Dan went with music. He’s an accomplished violinist, and he has found that the concentration required of an art form like music is incredibly beneficial for the soul. “It’s something other than running that helps me to feel creative and engaged.”
I had no choice but to go with nutrition. In general, eating the healthiest, whole-foods diet I could experiment with to get my best results. Specifically, that’s a diet with a lot of animal products, a limited amount of plant foods, and one that is relatively low-carb. This has made maintaining my health status, blood markers, and weight relatively easy. It’s also really helped with recovery from training. I’m not rigid in this approach and I certainly have a few indulgences, but I’ve found that cutting out most of the pasta, cereal, energy bars, and sports drinks that I used to pound has helped me quite a bit.
Pat touched on the enjoyment of a brew with your blokes at the Pub (virtual or otherwise) and it’s benefits, proven by science, in relaxation and companionship.
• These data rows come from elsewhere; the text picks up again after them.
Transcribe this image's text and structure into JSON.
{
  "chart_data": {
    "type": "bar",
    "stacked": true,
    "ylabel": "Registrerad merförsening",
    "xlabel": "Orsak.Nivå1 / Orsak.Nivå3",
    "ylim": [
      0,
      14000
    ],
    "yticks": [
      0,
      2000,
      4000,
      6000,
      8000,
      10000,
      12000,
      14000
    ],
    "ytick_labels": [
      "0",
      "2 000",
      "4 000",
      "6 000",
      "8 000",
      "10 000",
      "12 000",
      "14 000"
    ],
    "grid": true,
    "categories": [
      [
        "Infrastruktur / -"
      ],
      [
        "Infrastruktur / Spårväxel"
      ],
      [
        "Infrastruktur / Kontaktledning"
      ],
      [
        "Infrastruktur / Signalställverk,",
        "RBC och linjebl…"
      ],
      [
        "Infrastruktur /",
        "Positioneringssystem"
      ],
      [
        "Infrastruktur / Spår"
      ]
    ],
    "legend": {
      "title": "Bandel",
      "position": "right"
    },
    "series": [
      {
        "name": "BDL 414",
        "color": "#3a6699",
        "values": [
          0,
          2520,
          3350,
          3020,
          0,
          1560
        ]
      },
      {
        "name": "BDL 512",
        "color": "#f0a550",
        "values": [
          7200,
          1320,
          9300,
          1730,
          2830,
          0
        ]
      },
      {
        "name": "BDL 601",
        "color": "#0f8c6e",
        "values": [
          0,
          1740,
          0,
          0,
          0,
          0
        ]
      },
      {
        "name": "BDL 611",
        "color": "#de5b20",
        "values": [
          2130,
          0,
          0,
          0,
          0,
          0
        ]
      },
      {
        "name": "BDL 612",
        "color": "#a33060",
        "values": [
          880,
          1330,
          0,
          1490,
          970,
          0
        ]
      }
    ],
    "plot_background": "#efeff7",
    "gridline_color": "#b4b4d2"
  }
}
Then he swung back to choose another exercise, stretching, as his regular lifestyle practice. Pat stretches about 30 minutes every evening and this helps to keep him going. We had an engaging discourse on how some folks need to stretch more than others. Unlike many ballerinas, Pat lives on the stability end of the mobility-stability continuum. He is actually an outlier whose tissues have more of a tendency toward concrete than willow branches. For Pat, stretching makes a huge difference.
In summary, the first meeting of the Old Runner’s Virtual Pub was a complete joy. It was great to reconnect with friends and yuck it up. It was also quite enriching to really listen, and learn from people that I care about and respect. I’m enlightened about how each of us share some general wisdom gleaned from fairly vast experience. Keeping workloads absorbable, shoring up the body, and valuing sleep, recovery, and relationships was a central tenet of the discussion. Plus, living in, and learning about, our individual bodies…and how to best train them, was an especially important topic. I hope you took many pearls from this missive. I’ve got some more of the guys to interview and I might make the next one more about men’s health and less about running. And there is a women’s discussion (with me as note taker) in the works as well. Cheers and stay healthy, fit, and peak performing…for LIFE!